Something else that needs to be noted is that the blind man discovers his healing when he washes in the Well of Siloam, which means Sent.  This is how faith correlates to grace.  Paul says we are saved by grace through faith.  If grace is God’s opening up this new realm of existence of saved/healed humanity in Jesus through the Holy Spirit that is among us now in part but will be fully with us when Jesus returns, then faith is our participating in this new realm.  Faith isn’t just having beliefs or simply trusting God.  Faith is our participation in Jesus’ life and mission.  If you find he’s opened your eyes, then look around and live according to the Gospel, the Good News that God has and will in totality save his Creation from Sin, Death, Evil, and all oppressive powers.  With the eyes of faith we see God’s grace all around us and experience ourselves standing in the midst of it.
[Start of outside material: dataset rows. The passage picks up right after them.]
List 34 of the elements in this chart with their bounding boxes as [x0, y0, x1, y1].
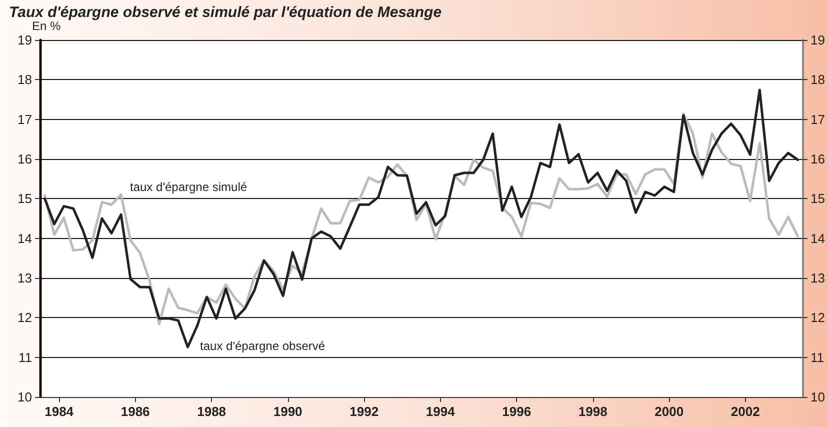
annotation: taux d'épargne observé — [200, 339, 326, 353]
x-tick-label: 2002 — [730, 404, 760, 419]
x-tick-label: 1996 — [502, 404, 532, 419]
y2-tick-label: 12 — [810, 310, 826, 326]
x-tick-label: 1990 — [273, 404, 302, 419]
y2-tick-label: 14 — [810, 230, 826, 246]
y-tick-label: 19 — [18, 32, 32, 48]
y-axis-title: En % — [32, 19, 62, 33]
y2-tick-label: 16 — [810, 152, 826, 166]
y2-tick-label: 17 — [810, 112, 826, 127]
x-tick-label: 1988 — [197, 404, 226, 419]
y-tick-label: 10 — [18, 390, 32, 404]
y-tick-label: 11 — [18, 350, 32, 365]
y-tick-label: 18 — [18, 72, 32, 88]
y-tick-label: 15 — [18, 191, 32, 206]
y-tick-label: 13 — [18, 270, 32, 286]
chart-title: Taux d'épargne observé et simulé par l'équation de Mesange — [9, 4, 442, 21]
x-tick-label: 1994 — [426, 404, 456, 419]
x-tick-label: 1984 — [44, 404, 74, 419]
y2-tick-label: 11 — [810, 350, 824, 365]
y-tick-label: 17 — [18, 112, 32, 127]
y2-tick-label: 15 — [810, 191, 826, 206]
x-tick-label: 2000 — [654, 404, 684, 419]
x-tick-label: 1992 — [350, 404, 379, 419]
y2-tick-label: 10 — [810, 390, 826, 404]
y-tick-label: 14 — [18, 230, 32, 246]
x-tick-label: 1986 — [120, 404, 150, 419]
y2-tick-label: 19 — [810, 32, 826, 48]
y-tick-label: 16 — [18, 152, 32, 166]
y-tick-label: 12 — [18, 310, 32, 326]
x-tick-label: 1998 — [578, 404, 608, 419]
y2-tick-label: 13 — [810, 270, 826, 286]
y2-tick-label: 18 — [810, 72, 826, 88]
annotation: taux d'épargne simulé — [130, 180, 248, 194]
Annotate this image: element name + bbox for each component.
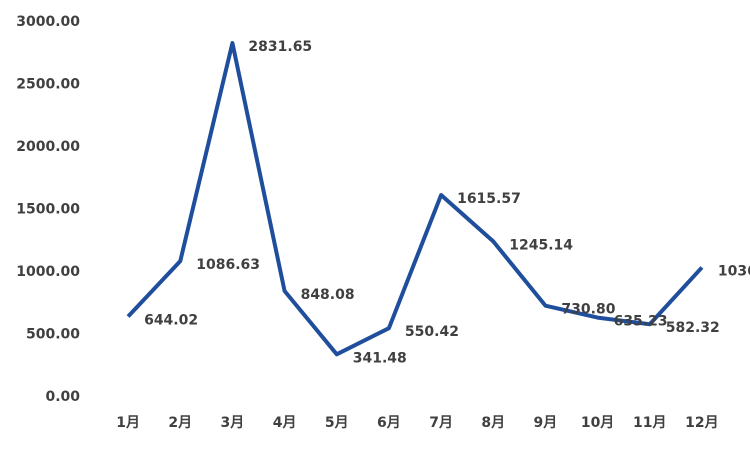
data-label: 848.08 <box>301 287 355 303</box>
x-tick-label: 11月 <box>633 415 666 431</box>
x-tick-label: 4月 <box>273 415 297 431</box>
y-tick-label: 1500.00 <box>16 202 80 218</box>
data-label: 644.02 <box>144 312 198 328</box>
data-label: 582.32 <box>666 320 720 336</box>
data-label: 730.80 <box>561 302 615 318</box>
y-tick-label: 500.00 <box>26 327 80 343</box>
x-tick-label: 2月 <box>168 415 192 431</box>
x-tick-label: 9月 <box>534 415 558 431</box>
data-label: 2831.65 <box>248 39 312 55</box>
data-label: 635.23 <box>614 314 668 330</box>
y-tick-label: 3000.00 <box>16 14 80 30</box>
data-label: 1615.57 <box>457 191 521 207</box>
line <box>126 41 704 357</box>
data-label: 1245.14 <box>509 237 573 253</box>
x-tick-label: 3月 <box>221 415 245 431</box>
x-tick-label: 1月 <box>116 415 140 431</box>
y-tick-label: 2500.00 <box>16 77 80 93</box>
x-tick-label: 8月 <box>481 415 505 431</box>
x-tick-label: 7月 <box>429 415 453 431</box>
data-label: 1036.45 <box>718 263 750 279</box>
x-tick-label: 6月 <box>377 415 401 431</box>
data-label: 550.42 <box>405 324 459 340</box>
data-label: 341.48 <box>353 350 407 366</box>
x-tick-label: 12月 <box>685 415 718 431</box>
y-tick-label: 1000.00 <box>16 264 80 280</box>
x-tick-label: 5月 <box>325 415 349 431</box>
data-label: 1086.63 <box>196 257 260 273</box>
y-tick-label: 2000.00 <box>16 139 80 155</box>
x-tick-label: 10月 <box>581 415 614 431</box>
y-tick-label: 0.00 <box>45 389 80 405</box>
It is as Paul has said in our Ephesians reading, “For, once you were in darkness, but now in the Lord you are light.  Live as children of light – for the fruit of the light is found in all that is good and right and true.  Try to find out what is pleasing to the Lord.”  How do we find out what is pleasing to the Lord?  Spend time with him in prayer.  Read the Bible.  Fellowship with fellow-believers.  Talk about what the Lord is doing in your lives.  Focus on loving your neighbour.  Think of yourselves as the minister to the people who live in the eight houses immediately surrounding you.  Get to know them and let them get to know you.  Ask the Lord to show you what he’s doing in their lives and make you a part of it.
Each of us as followers of Jesus who by God’s grace have had our eyes opened to know Jesus and his love by one form of healing or another, we are light in this world.  It is in the midst of actually be Jesus’ disciples that we go from simply hearing about Jesus to actually seeing and knowing him and because of his presence and healing work in our own lives we become light whos help others to see that in Jesus Christ, the realm of grace, the darkness is fading, that God is saving/healing his Creation an even these our neighbours.  Amen.